Could you possibly reformat this text in Cyrillic? At least when reading Russian I expect everything to look like all-caps. Interesting work, JoeLA. You want a good opinion? Get help. You have a real problem with women in general, and you are blaming this all on your ex, without realizing that maybe a. she just wasn't the right person for you or b. you just hate women in general, and it's all her fault. I feel bad for you that you can't see how destructive these feelings are. All men have dated women they couldn't stand after a messy breakup, but dude, to take one experience and use it as an excuse to condemn all women is just a sickness.
It's over. Move on. But try and learn some more about yourself before you find yourself in another dysfunctional situation.
And stop writing in caps. It is considered shouting, and very rude on the internet. Maybe your doing it says something about you!
Some choice quotes from Broken's alter-ego:
[quote=JoeLA]Yes, I said it, but I guess what I mean is that men should be able to have any women he wants, without worrying about losing her in the future because she gets tired of him. [/quote]
[quote=Joe]i just don't trust [women][/quote]
[quote=Joe]If a man is powerful and rich, you can treat your women however you want and she will take it. [/quote]
Brooke also made a wise comment about your not wanting to be romantic... thinking it superfluous. Somehow, I get the impression that you're leaving a hell of a lot out, Joe. You can't just let a relationship be languid. You have to work to keep it living, just like you had to work to start it in the first place.
Well since Broken and Joe are obviously the same person, let me direct my response to Joe and Broken
Joe and Broken
What the hell do you mean "you let her go see here family"? Marriage is not an ownership of your spouse Buddy!
Also, if you ever tried to force your wife to have sex, it's called rape and that's jail term.
Now I see clearly why she left you. You act like you owned her and you need to do some major cleaning up of your act!
If Broken and Joe are not one in the same, then my response goes out to Broken of course.

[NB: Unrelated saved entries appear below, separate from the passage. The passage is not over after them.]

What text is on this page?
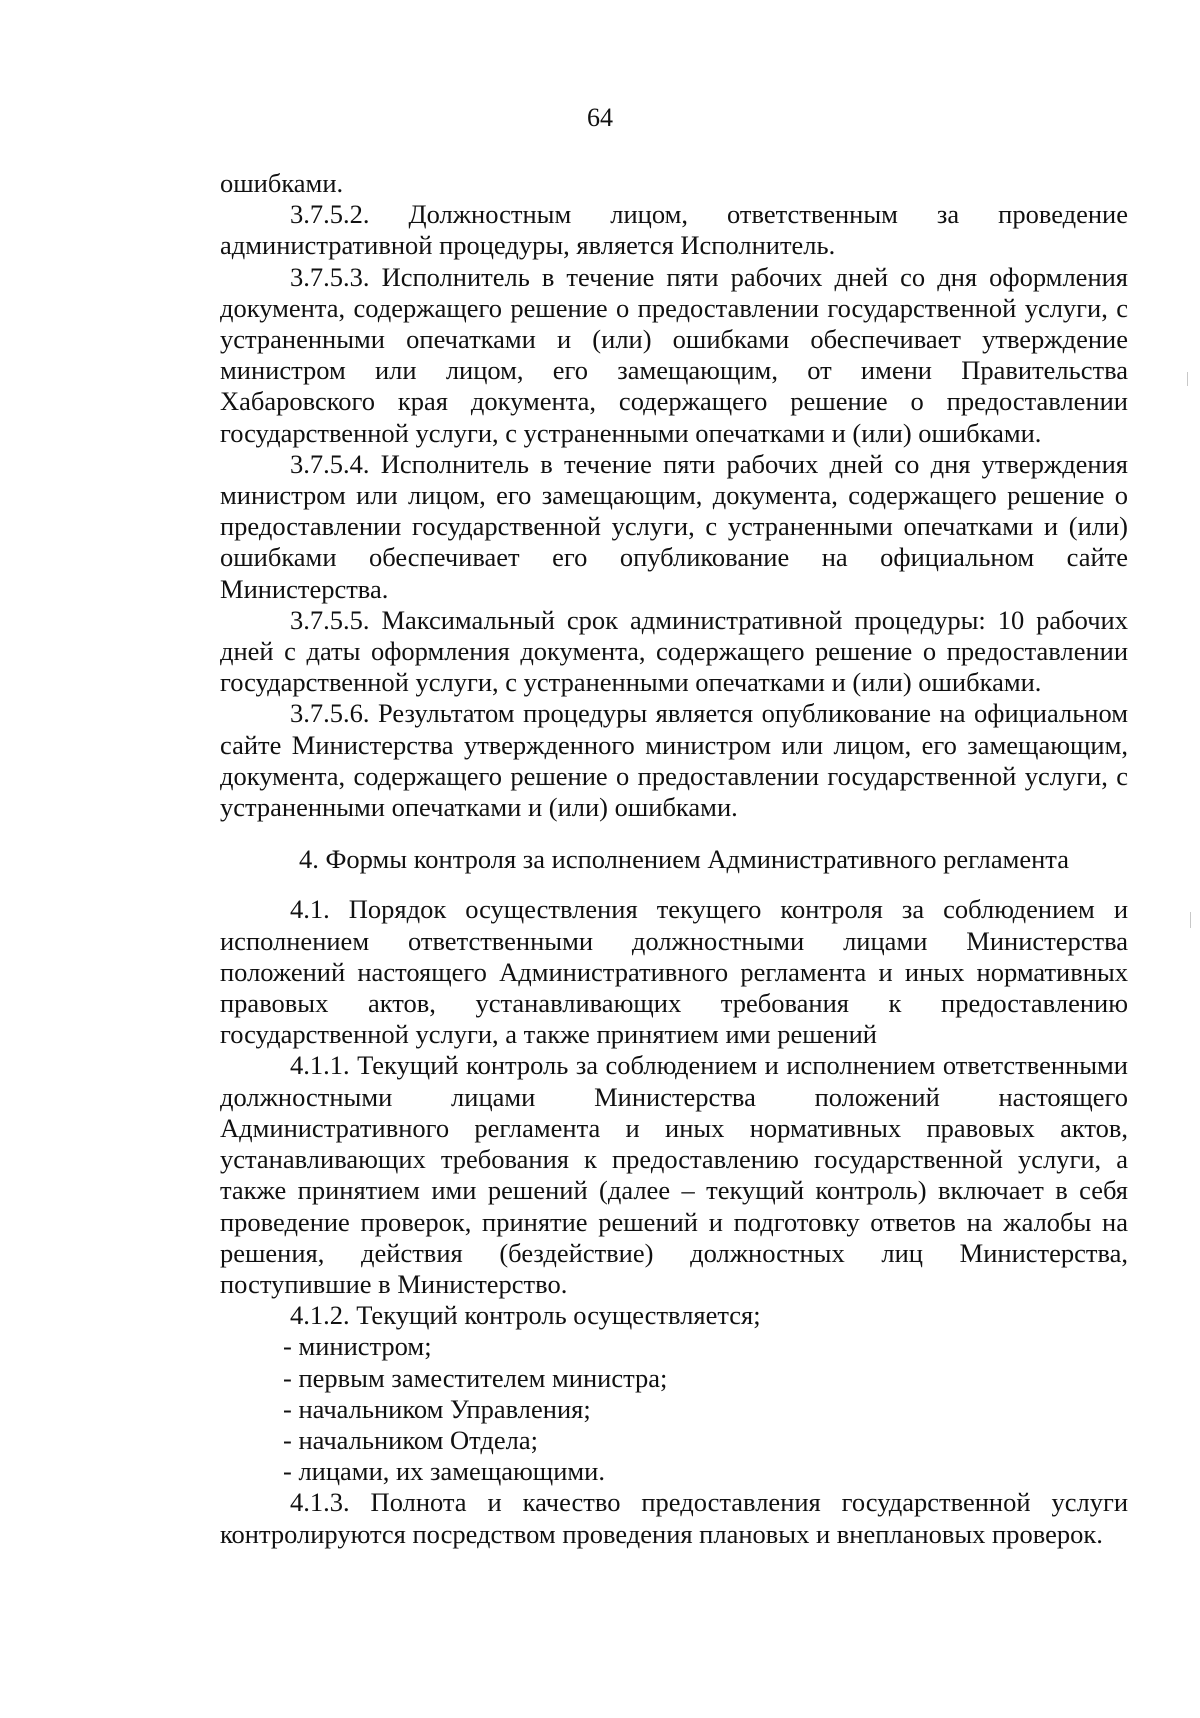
64

ошибками.

3.7.5.2. Должностным лицом, ответственным за проведение административной процедуры, является Исполнитель.

3.7.5.3. Исполнитель в течение пяти рабочих дней со дня оформления документа, содержащего решение о предоставлении государственной услуги, с устраненными опечатками и (или) ошибками обеспечивает утверждение министром или лицом, его замещающим, от имени Правительства Хабаровского края документа, содержащего решение о предоставлении государственной услуги, с устраненными опечатками и (или) ошибками.

3.7.5.4. Исполнитель в течение пяти рабочих дней со дня утверждения министром или лицом, его замещающим, документа, содержащего решение о предоставлении государственной услуги, с устраненными опечатками и (или) ошибками обеспечивает его опубликование на официальном сайте Министерства.

3.7.5.5. Максимальный срок административной процедуры: 10 рабочих дней с даты оформления документа, содержащего решение о предоставлении государственной услуги, с устраненными опечатками и (или) ошибками.

3.7.5.6. Результатом процедуры является опубликование на официальном сайте Министерства утвержденного министром или лицом, его замещающим, документа, содержащего решение о предоставлении государственной услуги, с устраненными опечатками и (или) ошибками.

4. Формы контроля за исполнением Административного регламента

4.1. Порядок осуществления текущего контроля за соблюдением и исполнением ответственными должностными лицами Министерства положений настоящего Административного регламента и иных нормативных правовых актов, устанавливающих требования к предоставлению государственной услуги, а также принятием ими решений

4.1.1. Текущий контроль за соблюдением и исполнением ответственными должностными лицами Министерства положений настоящего Административного регламента и иных нормативных правовых актов, устанавливающих требования к предоставлению государственной услуги, а также принятием ими решений (далее – текущий контроль) включает в себя проведение проверок, принятие решений и подготовку ответов на жалобы на решения, действия (бездействие) должностных лиц Министерства, поступившие в Министерство.

4.1.2. Текущий контроль осуществляется;

- министром;

- первым заместителем министра;

- начальником Управления;

- начальником Отдела;

- лицами, их замещающими.

4.1.3. Полнота и качество предоставления государственной услуги контролируются посредством проведения плановых и внеплановых проверок.
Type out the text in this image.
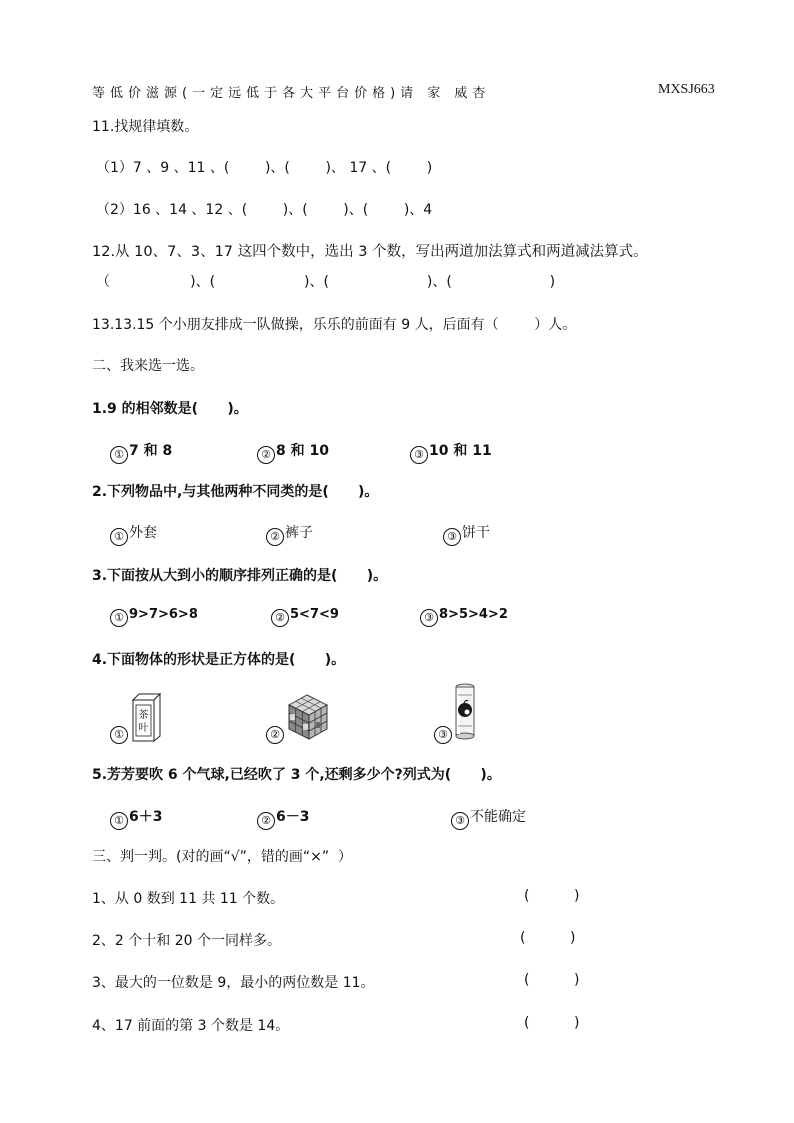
等低价滋源(一定远低于各大平台价格)请 家 威杏	MXSJ663
11.找规律填数。
（1）7 、9 、11 、(        )、(        )、 17 、(        )
（2）16 、14 、12 、(        )、(        )、(        )、4
12.从 10、7、3、17 这四个数中，选出 3 个数，写出两道加法算式和两道减法算式。
（                  )、(                    )、(                      )、(                      )
13.13.15 个小朋友排成一队做操，乐乐的前面有 9 人，后面有（        ）人。
二、我来选一选。
1.9 的相邻数是(      )。
① 7 和 8	② 8 和 10	③ 10 和 11
2.下列物品中,与其他两种不同类的是(      )。
① 外套	② 裤子	③ 饼干
3.下面按从大到小的顺序排列正确的是(      )。
① 9>7>6>8	② 5<7<9	③ 8>5>4>2
4.下面物体的形状是正方体的是(      )。
①
茶
叶	②	③
5.芳芳要吹 6 个气球,已经吹了 3 个,还剩多少个?列式为(      )。
① 6＋3	② 6－3	③ 不能确定
三、判一判。(对的画“√”，错的画“×”  ）
1、从 0 数到 11 共 11 个数。	(          )
2、2 个十和 20 个一同样多。	(          )
3、最大的一位数是 9，最小的两位数是 11。	(          )
4、17 前面的第 3 个数是 14。	(          )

What the hell! Are there a bunch of posts missing?
Who the heck is Brooke?
Brooke is posting on Joe's thread. The one about Marriage being a stupid idea.
Good on ya mate, this is a deeper thread than I realised.
Yep, Joe and Broken are almost obviously the same person.... Broken the version of Joe that Joe thinks will win more sympathy.
Hell, anyway; I agree wholeheartedly with Montana. The whole damn thing is about possession. The girl was probably suffocated.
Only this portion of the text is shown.